Nigerians are at liberty to gloat over, or weep for Rivers State. But she must look beyond what has befallen the state. After all, the state has accepted her fate as typified by her governor under an ‘emilokan’ government. Let’s say the governor went to war with his enemy’s playbook, and was overwhelmed by federal might. He was asked to step aside while his constitutional duties were transferred to an appointee with military credentials, all in a fantastically corrupt democratic space. 

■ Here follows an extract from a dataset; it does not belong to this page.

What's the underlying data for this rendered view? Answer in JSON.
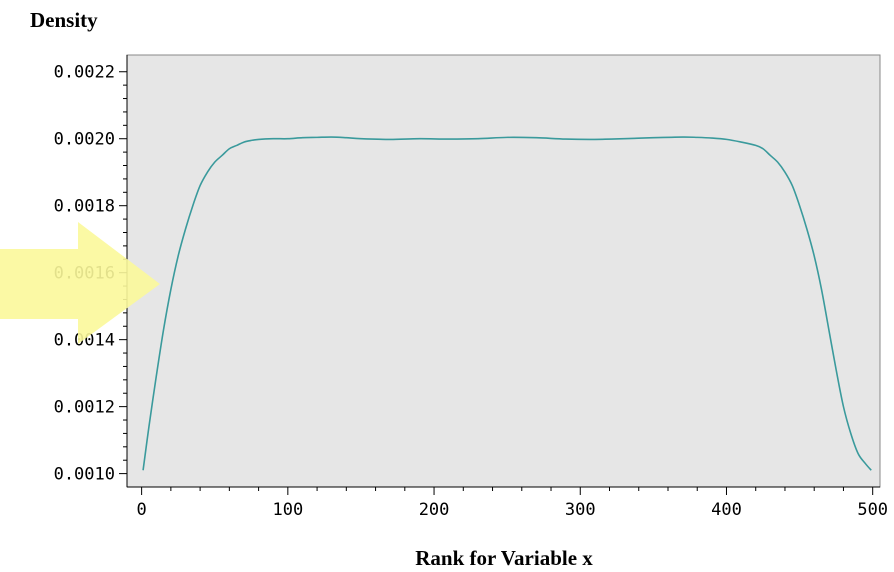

To crown it all, an ‘election’ that selected Wike’s cronies in the PDP as APC members into the 23 Local Councils in the state was conducted, and the men hurriedly sworn into office. The people might not get know to how Rtd Vice Admiral Ibok-Ete Ibas plundered their till in an emergency that shouldn’t have been in the first instance. But it seems reinstating their governor was what mattered most. Therefore, let the Rivers experience serve as a wakeup call to all Nigerians that our democracy is fast switching place with Presitucracy occasioned by a desperate presidency. 

Nigerians must know that the satanic hijack and temporal incapacitation of Rivers State was a pilot scheme, although the president and his handlers want the people to think him altruistic in his involvement. Pretending that the president didn’t aid Wike to hold the higher ground against Gov. Fubara and the people, or that we do not see the sword of Damocles still flaming over Gov. Fubara’s head smacks of ostrichism. Truth is, twice did the president wade into the Rivers crisis, and twice did he fail to resolve the crisis as a statesman; let alone, the father, the governor helplessly calls him.  

Beyond bemoaning the Rivers fate, Nigerians, should brace up as 2027 beckons. Our democracy is being emasculated and our president is fast sliding into a dictator. And I daresay Nigeria risk another third term gambit come 2031 if we continue to pretend.